The low-slung brick home that architect John Saunders Chase completed for his own family in 1959 was Houston’s first modernist house with a true interior courtyard, a form with which other progressive architects were only starting to experiment. It was equally radical that he built it at all. When Chase graduated from The University of Texas School of Architecture in 1952—the first African American to do so—no Houston architecture firm would hire him. Chase petitioned the state for special permission to take the licensing exam, becoming the first African American registered as an architect in Texas. By 1959, he ran his own thriving firm and had established a position of remarkable influence in Houston’s social, political, and economic life. The Chase Residence, in both its original version and after a fundamental alteration undertaken in 1968, is a testament to Chase’s accomplishments.
Beautifully illustrated, John S. Chase—The Chase Residence examines how the architecture of this seminal but little-known house frames the life lived within it. It places the house in the larger context of Chase’s architectural career and his times. The book is also intended for readers broadly interested in the relationship between American architecture and society.
John S. Chase—The Chase Residence takes a magnifying glass to Chase’s trailblazing career, providing context to the history of Black architecture in the American South.
What makes John S. Chase—The Chase Residence so unique is its unprecedented look beyond the checklist of firsts, as [David] Heymann and historian Stephen Fox shed much needed light on Chase’s actual work as an architect. They do this by offering a thoroughly detailed ode to Chase’s most personal project: his dream home.
With detailed new drawings, candid family photos, and personal anecdotes based on interviews with Chase’s wife, Drucie, and other relatives, Heymann traces how the iterations of the home reveal the architect’s growth as a designer and community leader, as well as his evolving aesthetic, which, earlier in Chase’s career, tended toward Mies, then later skewed Wright. Fox, an architectural historian, frames Chase’s work in the broader historic and cultural context of the time.
[John S. Chase—The Chase Residence] demystifies how Chase fashioned a space to fit his family—and simultaneously fixed his place in architectural history.
A slender, handsome book.
[John S. Chase—The Chase Residence] paints a wonderful picture of his career. The anecdotes that fill this book provide insight into the architect’s life and place him alongside his contemporaries...I appreciate the step that the authors took with this book. It is important that people use their platforms to tell as much of the truth as can be uttered. There are too few stories of the successes of people of color in white-dominated arenas. The telling of these stories can help change tokens to trailblazers. Historical truth can aid in fostering a more diverse and representative tomorrow in architecture. This book is a fine step in the right direction. It is to be hoped that, as time passes, we’ll see more and more of these accounts, told by a variety of writers from different backgrounds.

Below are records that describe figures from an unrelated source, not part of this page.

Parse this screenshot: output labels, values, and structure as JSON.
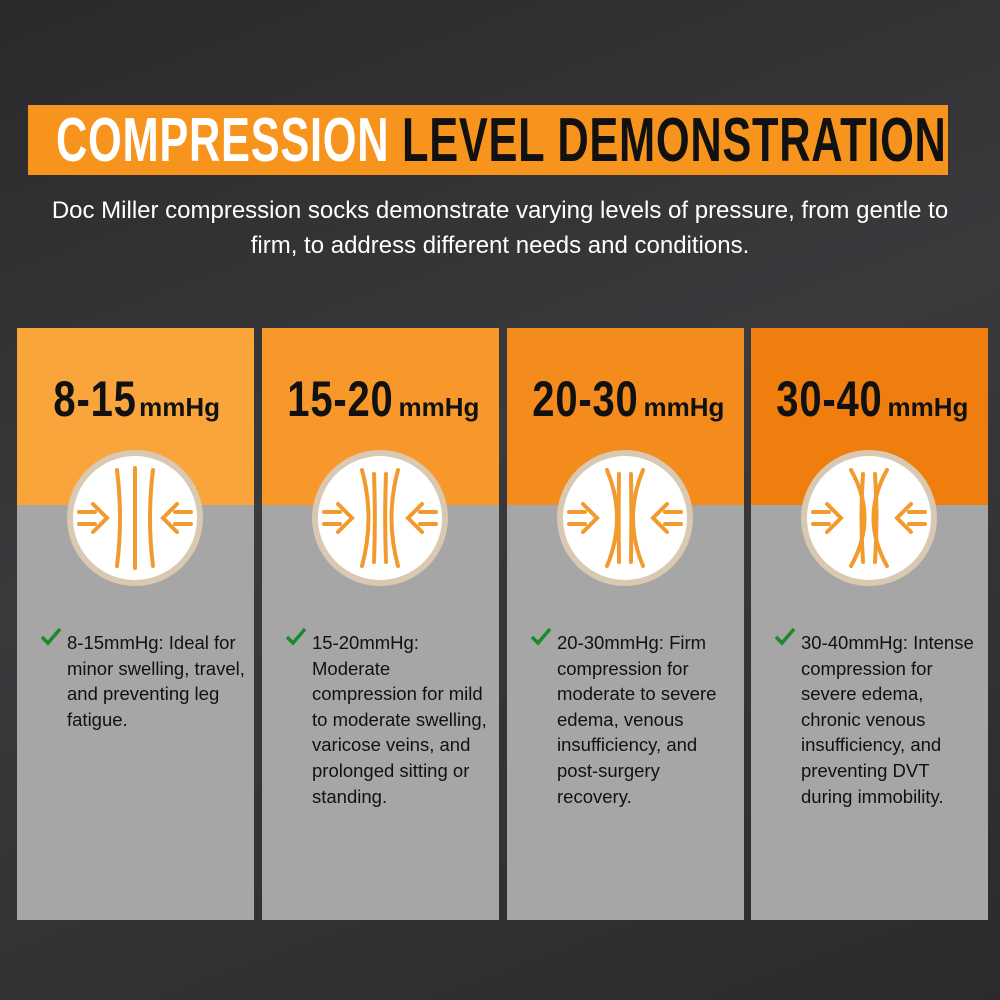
{
  "header": {
    "title_light": "COMPRESSION",
    "title_dark": "LEVEL DEMONSTRATION",
    "subtitle": "Doc Miller compression socks demonstrate varying levels of pressure, from gentle to firm, to address different needs and conditions."
  },
  "cards": [
    {
      "range": "8-15",
      "unit": "mmHg",
      "description": "8-15mmHg: Ideal for minor swelling, travel, and preventing leg fatigue."
    },
    {
      "range": "15-20",
      "unit": "mmHg",
      "description": "15-20mmHg: Moderate compression for mild to moderate swelling, varicose veins, and prolonged sitting or standing."
    },
    {
      "range": "20-30",
      "unit": "mmHg",
      "description": "20-30mmHg: Firm compression for moderate to severe edema, venous insufficiency, and post-surgery recovery."
    },
    {
      "range": "30-40",
      "unit": "mmHg",
      "description": "30-40mmHg: Intense compression for severe edema, chronic venous insufficiency, and preventing DVT during immobility."
    }
  ]
}
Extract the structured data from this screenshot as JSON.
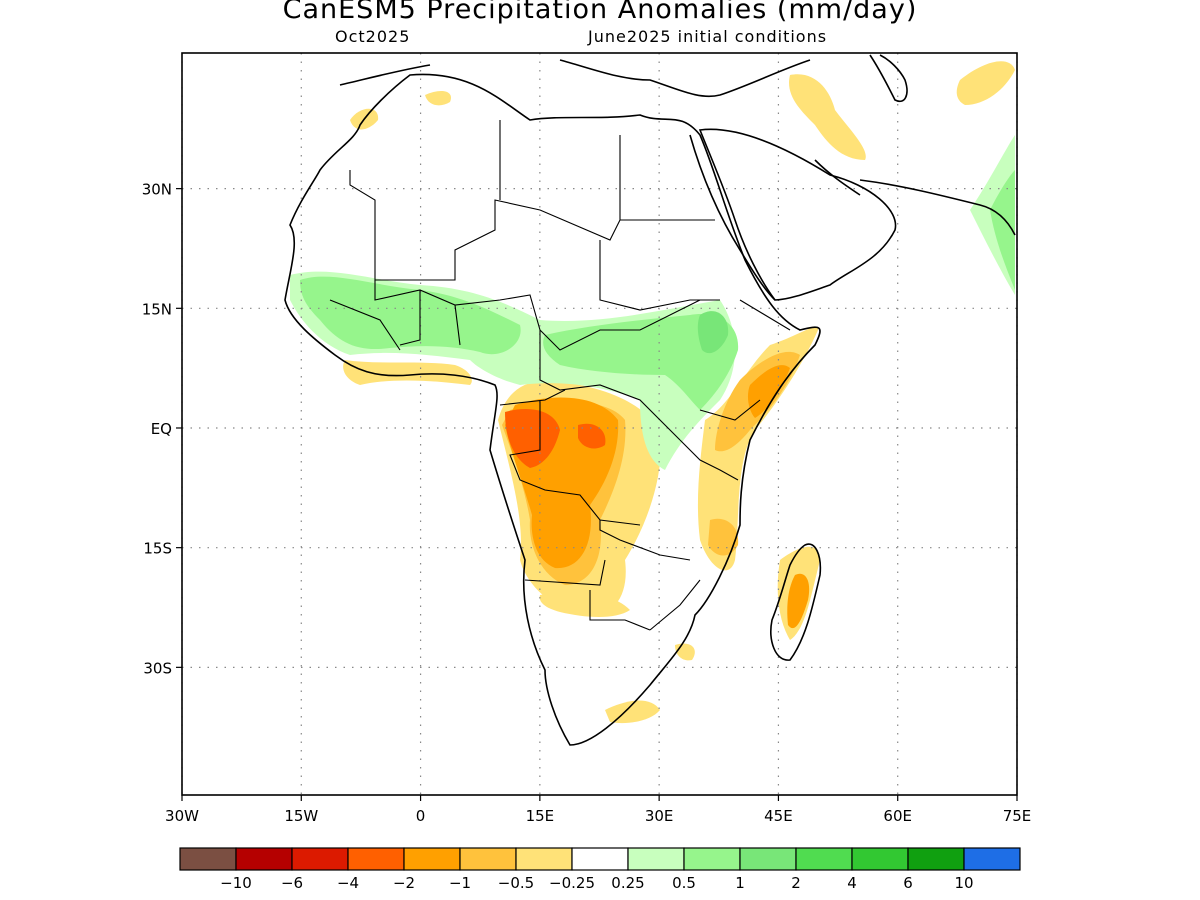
{
  "title": "CanESM5 Precipitation Anomalies (mm/day)",
  "subtitle_left": "Oct2025",
  "subtitle_right": "June2025 initial conditions",
  "map": {
    "lon_range": [
      -30,
      75
    ],
    "lat_range": [
      -46,
      47
    ],
    "lat_ticks": [
      {
        "value": 30,
        "label": "30N"
      },
      {
        "value": 15,
        "label": "15N"
      },
      {
        "value": 0,
        "label": "EQ"
      },
      {
        "value": -15,
        "label": "15S"
      },
      {
        "value": -30,
        "label": "30S"
      }
    ],
    "lon_ticks": [
      {
        "value": -30,
        "label": "30W"
      },
      {
        "value": -15,
        "label": "15W"
      },
      {
        "value": 0,
        "label": "0"
      },
      {
        "value": 15,
        "label": "15E"
      },
      {
        "value": 30,
        "label": "30E"
      },
      {
        "value": 45,
        "label": "45E"
      },
      {
        "value": 60,
        "label": "60E"
      },
      {
        "value": 75,
        "label": "75E"
      }
    ]
  },
  "colorbar": {
    "colors": [
      "#7b4f42",
      "#b50000",
      "#dc1a00",
      "#ff6000",
      "#ffa000",
      "#ffc23c",
      "#ffe278",
      "#ffffff",
      "#c8ffbe",
      "#96f58c",
      "#78e678",
      "#50dc50",
      "#32c832",
      "#10a010",
      "#1e6ee6"
    ],
    "labels": [
      "−10",
      "−6",
      "−4",
      "−2",
      "−1",
      "−0.5",
      "−0.25",
      "0.25",
      "0.5",
      "1",
      "2",
      "4",
      "6",
      "10"
    ]
  },
  "anomaly_regions": [
    {
      "name": "central-africa-dry",
      "level": -1,
      "color": "#ffa000"
    },
    {
      "name": "congo-core-dry",
      "level": -2,
      "color": "#ff6000"
    },
    {
      "name": "east-africa-dry",
      "level": -0.5,
      "color": "#ffc23c"
    },
    {
      "name": "sahel-wet",
      "level": 0.5,
      "color": "#96f58c"
    },
    {
      "name": "ethiopia-wet",
      "level": 1,
      "color": "#78e678"
    },
    {
      "name": "madagascar-dry",
      "level": -1,
      "color": "#ffa000"
    }
  ]
}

[John S. Chase—The Chase Residence] has reignited an interest in the architect’s legacy and in how he embraced Modernism, a movement that rejected ostentatious flourishes in favor of function and utility. It makes the case that the home Chase designed for his family on Oakdale Street, a quiet cul-de-sac in Houston’s Riverside Terrace, embodied those ideals and significantly affected the city’s political and architectural history.

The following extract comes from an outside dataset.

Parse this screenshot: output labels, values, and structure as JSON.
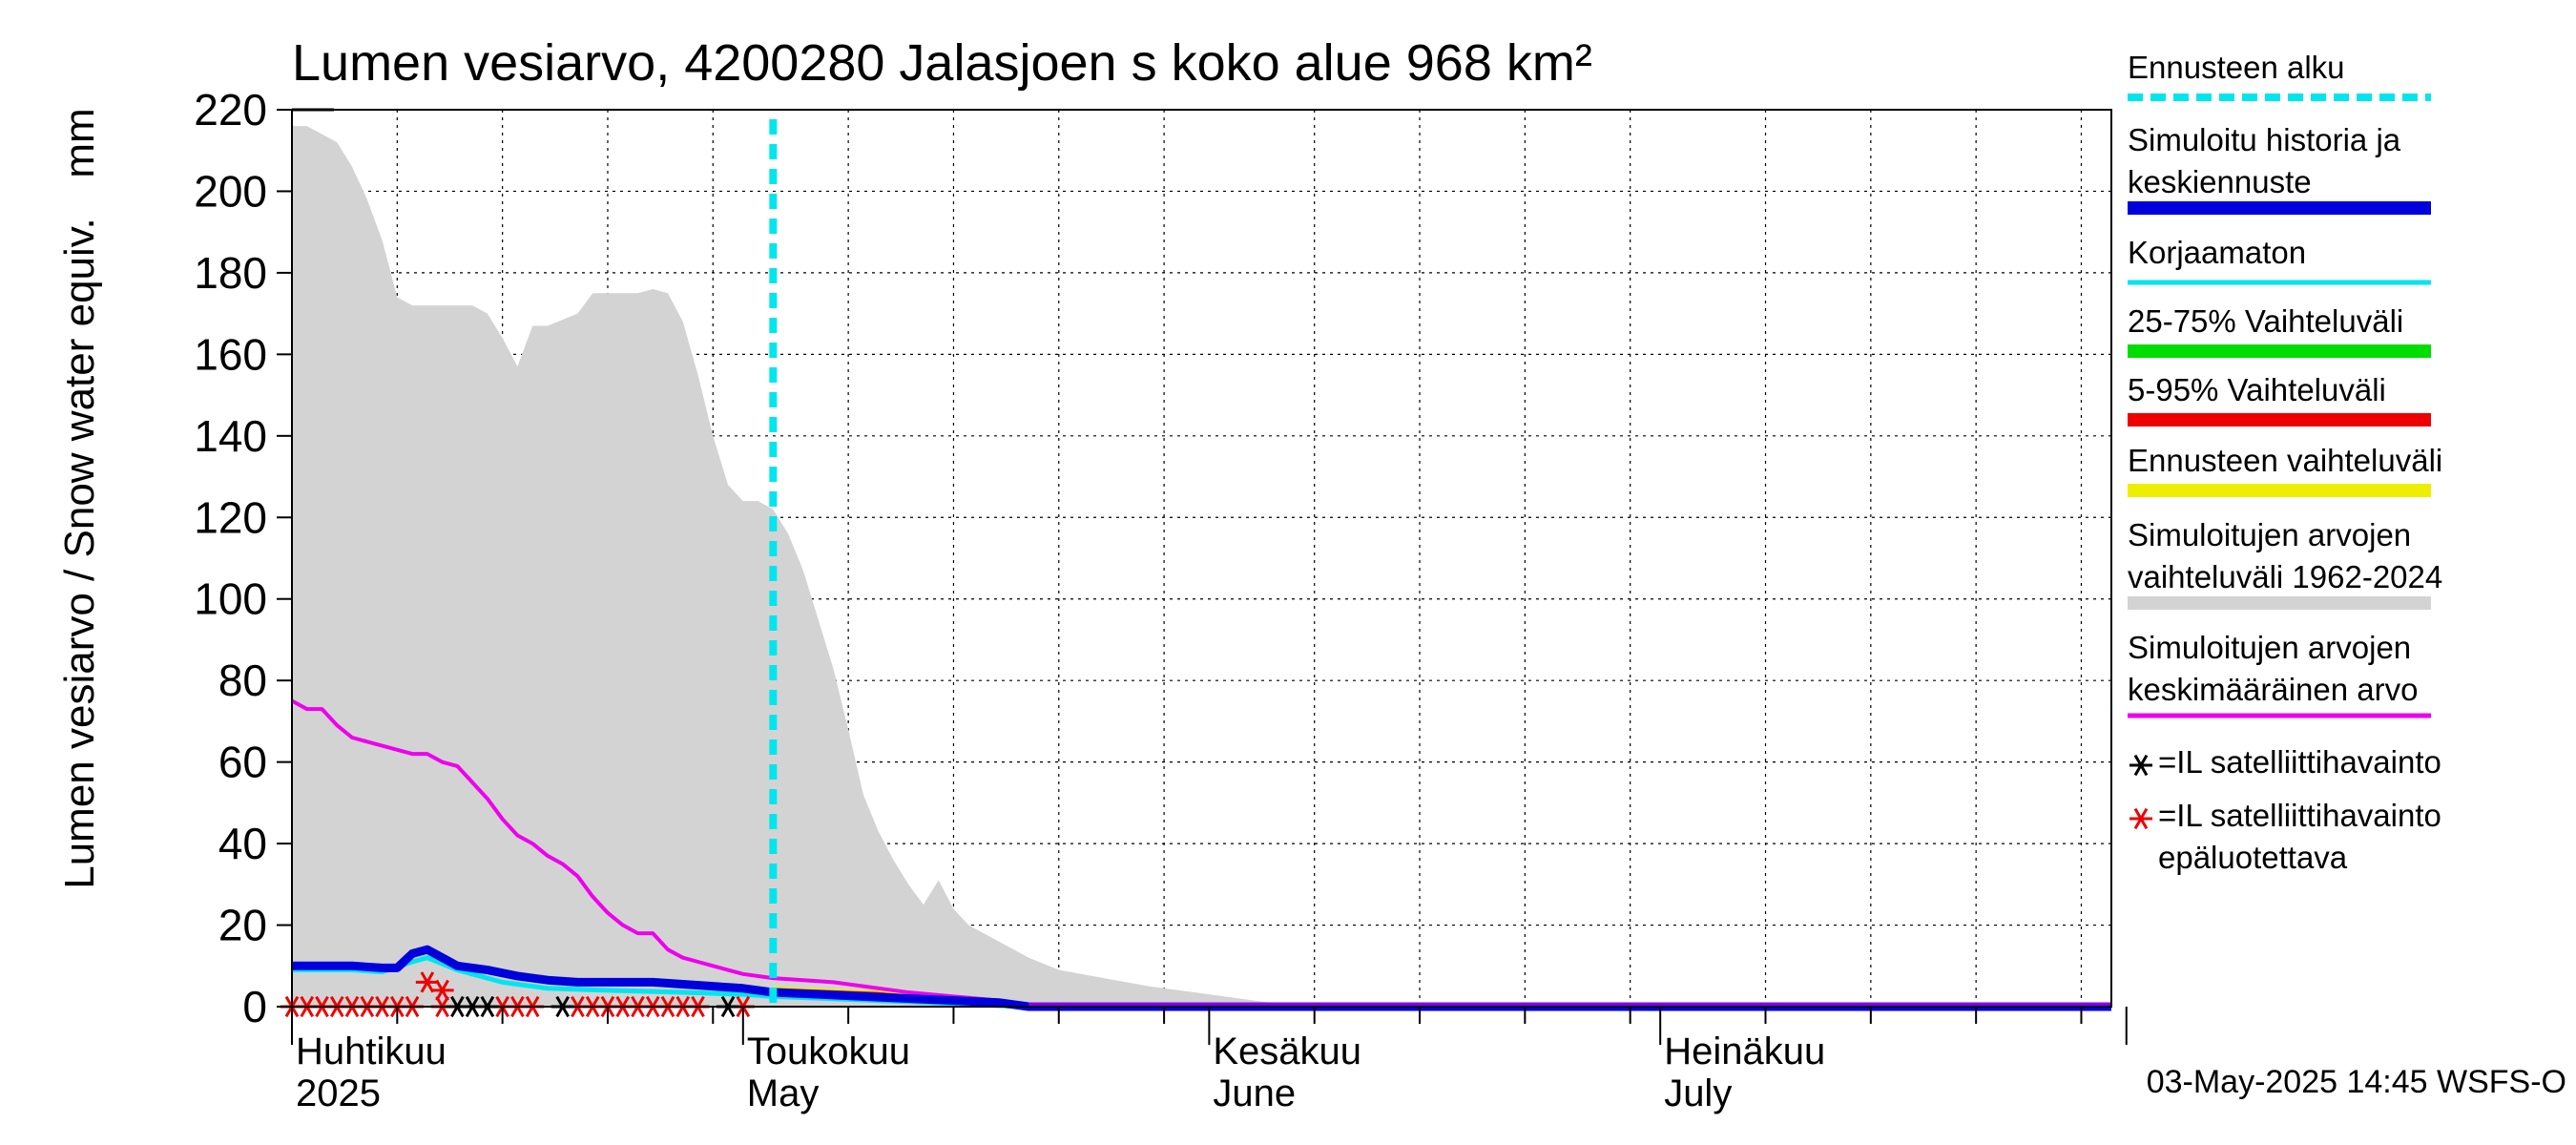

John S. Chase: The Chase Residence is a welcome testament to [Chase's] importance. This slim but beautifully produced book is the first dedicated to Chase and his architecture, and it provides a valuable place holder for a longer biography to follow...Understanding the experience of lesser-known public figures like Chase creates a fuller history of modern Texas that accounts for the experience of Black professionals during the civil rights era.
David Heymann, FAIA, is the Harwell Hamilton Harris Regents Professor at The University of Texas at Austin. His work examines the complex relationships of constructions and landscapes. Heymann is a contributing writer for Places Journal and author of My Beautiful City Austin. Design honors for his architectural work include selection for Emerging Voices by the Architecture League of New York.
Stephen Fox is an architectural historian, lecturer at the Rice University School of Architecture and the University of Houston’s Gerald D. Hines College of Architecture, and Fellow of the Anchorage Foundation of Texas. His work focuses on architecture of the nineteenth and twentieth centuries, especially in Houston and Texas. Fox examines the ways that architecture engages such social constructs as class identity, cultural distinction, and regional differentiation. He is the author of the AIA Houston Architectural Guide and The Country Houses of John F. Staub.